Al di là delle difficoltà di Pirro durante la ritirata – a causa dello sbarramento dei passi montuosi più difficili, da parte di Areo (Plut. Pyrrh. XXX, 4) – è importante sottolineare come il re epirota sia riuscito suo malgrado a far coesistere e addirittura collaborare con grande spirito di solidarietà Sparta e i suoi rivali storici nel Peloponneso (Cartledge, Spawforth, 1979), e allo stesso tempo a convincere Lacedemoni e Macedoni della necessità di una tregua per fronteggiare una minaccia ben più grande. Sparta ricambiò il favore ricevuto dagli Argivi e dal re macedone, innanzitutto ritardando l’arrivo delle truppe di Pirro nei pressi della città – permettendo ad Antigono di occupare le posizioni migliori – e poi contribuendo direttamente, con un contingente guidato da Areo (Marasco, 2014), alla sconfitta e alla morte del sovrano epirota. Questa vittoria dimostrò la rinnovata efficienza e forza dell’esercito spartano, consolidandone il prestigio e la sua considerazione a livello internazionale. Infatti, a seguito della morte di Pirro, Sparta poteva vantarsi di essere stata l’unica potenza regionale ad aver resistito con grande successo ai più potenti e organizzati eserciti ellenistici, potendo perciò porsi a capo di un’alleanza peloponnesiaca che intendesse liberarsi definitivamente dal giogo macedone.

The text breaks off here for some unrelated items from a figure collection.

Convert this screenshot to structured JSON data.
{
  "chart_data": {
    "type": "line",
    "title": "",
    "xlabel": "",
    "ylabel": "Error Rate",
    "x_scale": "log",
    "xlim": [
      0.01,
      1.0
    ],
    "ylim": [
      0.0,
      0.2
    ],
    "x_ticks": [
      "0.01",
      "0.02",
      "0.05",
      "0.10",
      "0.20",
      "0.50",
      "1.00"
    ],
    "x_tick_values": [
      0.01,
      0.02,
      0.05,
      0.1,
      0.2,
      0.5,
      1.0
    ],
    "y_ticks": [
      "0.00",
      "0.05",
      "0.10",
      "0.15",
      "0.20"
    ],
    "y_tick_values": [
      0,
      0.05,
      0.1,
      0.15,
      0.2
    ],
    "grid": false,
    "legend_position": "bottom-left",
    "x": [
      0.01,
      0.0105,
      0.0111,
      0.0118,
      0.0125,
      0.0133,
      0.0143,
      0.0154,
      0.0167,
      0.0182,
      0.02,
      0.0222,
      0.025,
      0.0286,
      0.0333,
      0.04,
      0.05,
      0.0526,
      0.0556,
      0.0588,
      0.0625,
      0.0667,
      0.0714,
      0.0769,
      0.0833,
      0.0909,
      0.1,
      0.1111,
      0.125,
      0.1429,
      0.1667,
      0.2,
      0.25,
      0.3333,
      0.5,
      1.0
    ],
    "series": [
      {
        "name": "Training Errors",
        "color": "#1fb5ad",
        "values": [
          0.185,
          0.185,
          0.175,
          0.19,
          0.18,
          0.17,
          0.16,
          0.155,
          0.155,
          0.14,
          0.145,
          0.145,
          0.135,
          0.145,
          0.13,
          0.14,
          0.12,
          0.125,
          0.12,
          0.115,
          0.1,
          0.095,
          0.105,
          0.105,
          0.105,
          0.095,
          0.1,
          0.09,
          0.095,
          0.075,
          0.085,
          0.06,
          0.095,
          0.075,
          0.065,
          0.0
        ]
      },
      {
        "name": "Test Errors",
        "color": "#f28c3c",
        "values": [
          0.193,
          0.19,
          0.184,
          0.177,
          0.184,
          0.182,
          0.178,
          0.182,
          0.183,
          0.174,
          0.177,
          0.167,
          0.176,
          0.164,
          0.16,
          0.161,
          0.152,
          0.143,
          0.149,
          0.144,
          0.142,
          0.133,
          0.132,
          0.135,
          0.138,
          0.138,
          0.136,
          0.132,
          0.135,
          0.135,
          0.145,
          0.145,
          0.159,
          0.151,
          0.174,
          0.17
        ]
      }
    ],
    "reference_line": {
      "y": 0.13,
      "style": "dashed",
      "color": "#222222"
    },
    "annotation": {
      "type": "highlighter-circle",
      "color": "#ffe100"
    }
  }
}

2. L’introduzione della moneta a Sparta
Inevitabilmente, tutto ciò passava da una rinnovata immagine e percezione di sé che Areo intendeva diffondere non solo tra la popolazione locale e tra gli alleati del Peloponneso, ma anche e soprattutto a livello internazionale, attraverso uno strumento che non era mai stato utilizzato a Sparta: la moneta coniata. Questa non era mai stata prodotta in loco prima di Areo, poiché l’assenza di una motivazione pratica per il suo utilizzo – erano sufficienti infatti monete di ferro, oppure quelle provenienti da paesi stranieri, per soddisfare i bisogni della popolazione locale – avrebbe generato una proibizione a livello normativo, inventata o affermatasi ex novo nel V secolo, ossia la costituzione di Licurgo (Cartledge, Spawforth, 1989).

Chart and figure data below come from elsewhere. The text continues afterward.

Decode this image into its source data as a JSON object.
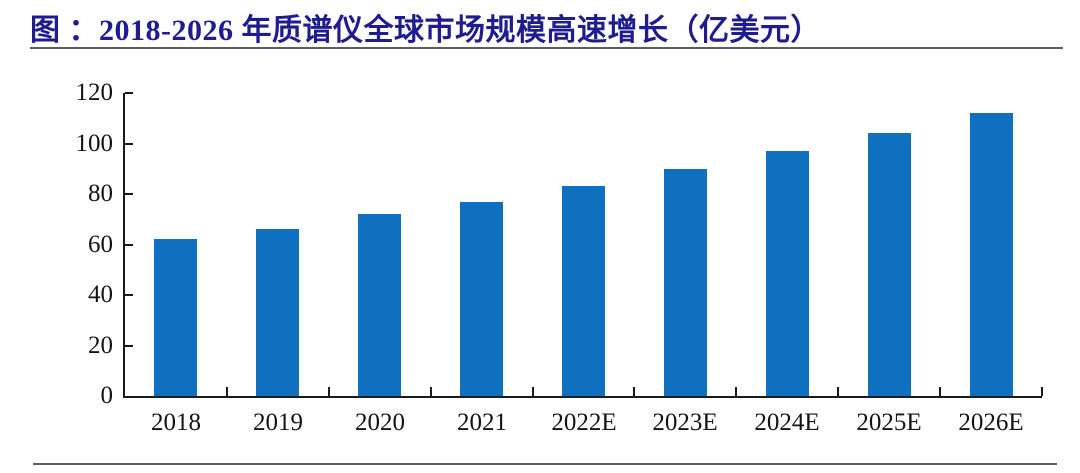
{
  "figure": {
    "title": "图 ：2018-2026 年质谱仪全球市场规模高速增长（亿美元）",
    "title_color": "#1f1c8f",
    "rule_color": "#5e5e5e"
  },
  "chart_data": {
    "type": "bar",
    "title": "2018-2026 年质谱仪全球市场规模高速增长（亿美元）",
    "categories": [
      "2018",
      "2019",
      "2020",
      "2021",
      "2022E",
      "2023E",
      "2024E",
      "2025E",
      "2026E"
    ],
    "values": [
      62,
      66,
      72,
      77,
      83,
      90,
      97,
      104,
      112
    ],
    "xlabel": "",
    "ylabel": "",
    "ylim": [
      0,
      120
    ],
    "yticks": [
      0,
      20,
      40,
      60,
      80,
      100,
      120
    ],
    "bar_color": "#1070C0",
    "axis_color": "#1a1a1a",
    "grid": false,
    "legend": "none"
  }
}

Con lo sviluppo economico, si rese necessario un mutamento degli ordini tradizionali: in particolare, per pagare i numerosi mercenari sotto contratto, erano richieste la coniazione e l’emissione di monete di metallo prezioso, in particolare di tetradramme d’argento di standard attico – dal peso di circa 17.2 g – sul modello di quelle emesse da Alessandro, di cui sono stati ritrovati solo quattro esemplari (Pagkalos, 2015); un secondo nominale prodotto, sempre di argento, fu l’obolo – questa volta sul modello egineta, dal peso di 0.95 g – rinvenuto in maggiore quantità rispetto al primo. Gli studiosi collocano la coniazione tra il 272 e il 265 (Marasco, 2014; Palagia, 2006), sottolineano la particolare preminenza del sovrano, derivante dalla sua vittoria contro Pirro: infatti, Areo intendeva emulare, se non addirittura superare, i coevi sovrani ellenistici, attraverso una sapiente combinazione di tradizione e innovazione e sfruttando al meglio i retaggi del passato, ma allo stesso tempo promuovendo Sparta come una forte e indipendente entità politica (Pagkalos, 2015).

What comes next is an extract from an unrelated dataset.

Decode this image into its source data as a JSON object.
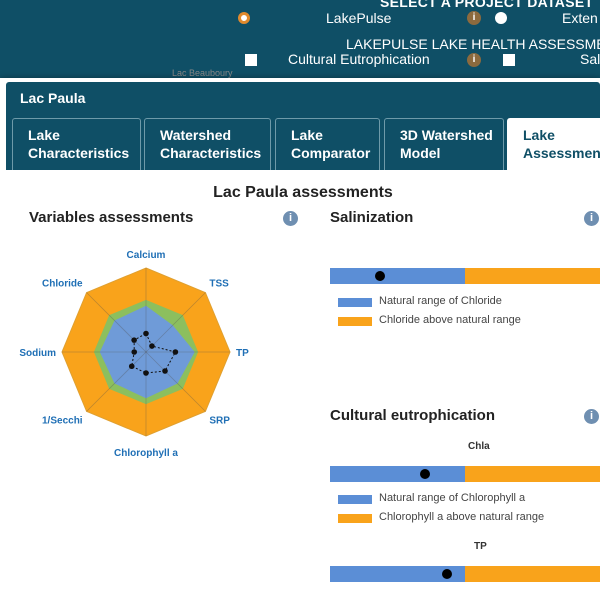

Queste considerazioni si possono desumere dalla tipologia presente sulle tetradramme: al dritto, è raffigurata la testa di un giovane Eracle sbarbato, col capo coperto da una pelle di leone; al rovescio, invece, è presente l’immagine di Zeus seduto sul trono, con un’aquila sulla mano destra, e lo scettro tenuto stretto nel pugno sinistro (Palagia, 2006). È da notare come non vengano più rappresentati i Dioscuri, simbolo tradizionale della diarchia già dall’età arcaica e classica – si prenda come esempio il gruppo statuario di Lisandro a Delfi, con il generale raffigurato in mezzo a loro – ma Eracle, a sua volta elemento chiave della tradizione spartana, eroe divino da cui dichiaravano di discendere non solo i Lacedemoni, ma anche Argeadi, Antigonidi e Lagidi, dal quale legittimavano il loro diritto di governare. Infatti, Eracle simboleggiava meglio la monarchia, mentre i Dioscuri, essendo due, erano la rappresentazione divina della dinastia Euripontide e Agiade (Palagia, 2006).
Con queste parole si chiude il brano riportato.